Born in Birmingham in 1922. Studied painting at Birmingham College of Arts and Crafts (1937-39) and, after shortened war service, at the Slade School of Art (1943-46). In 1946 he moved to Paris where, although already a gifted draughtsman, meeting and befriending Giacometti persuaded him to turn to sculpture. Over a lifetime in Paris he would get to know several of the most interesting artists, such as Brancusi, Picasso, Cocteau, Cartier-Bresson, Malraux – many memorialised in his light-hearted memoir ‘At Work in Paris’ (Thames & Hudson, 2003). Mason died in 2010.

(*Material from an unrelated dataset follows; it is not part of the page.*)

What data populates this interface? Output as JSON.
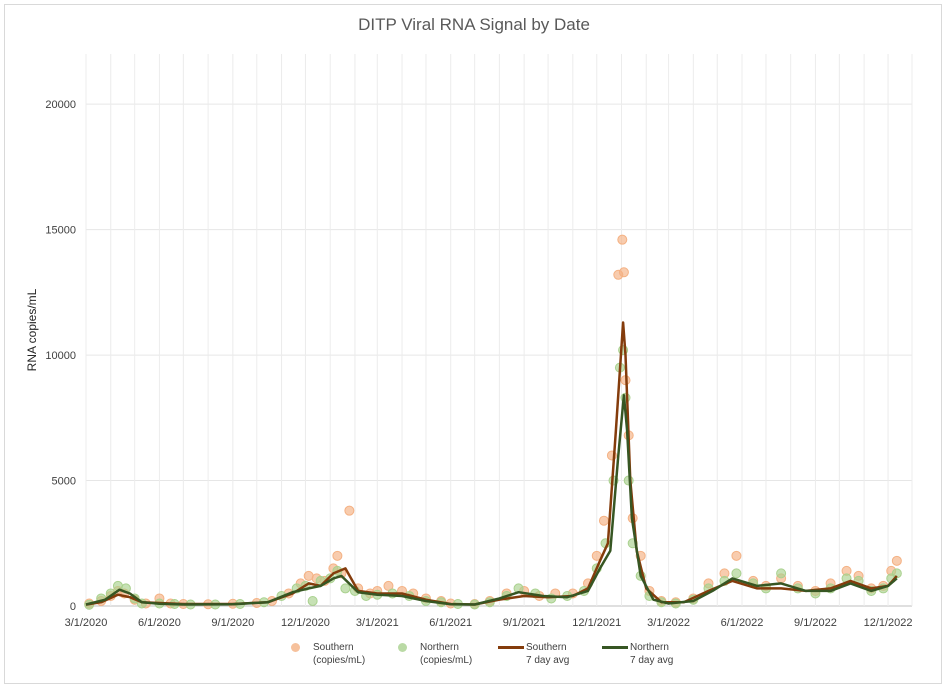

His lifelong subject would be life in the street, portrayed with directness, humour and a particular gift for characterisation. His originality lay in the creation of deep-relief tableaux in an up-to-date translation of the spirit of William Hogarth and Stanley Spenser. His medium was plaster, polychromed, later occasionally resin, as in ‘The Crowd’ (1965), ‘The Departure of Fruit and Vegetables from the Heart of Paris’ (1969-71, commemorating the closure of Les Halles), ‘A tragedy in the North: Winter, Rain, Tears’ (1975-77, a Zola-esque subject) and ‘Forward’ (1991, for Birmingham’s Centenary Square, later destroyed by arson). Occasionally, studies were done in ink or watercolour before or after the sculptures.

He was early taken on by the Beaux-Arts Gallery in London, and later exhibited regularly with Claude Bernard in Paris and Pierre Matisse in New York. Retrospectives were held at the Serpentine Gallery, London, and the Museum of Modern Art, Oxford, in 1982, and at the Fondation Dina Vierny-Musée Maillol in 2000. In 1989 Birmingham’s Museum and Art Gallery organised a major touring exhibition which was seen at the Manchester City Art Gallery and at Edinburgh’s City Art Centre. He was named Chevalier de l’Ordre des Arts et des Lettres in 1978, and received an O.B.E. in 2002.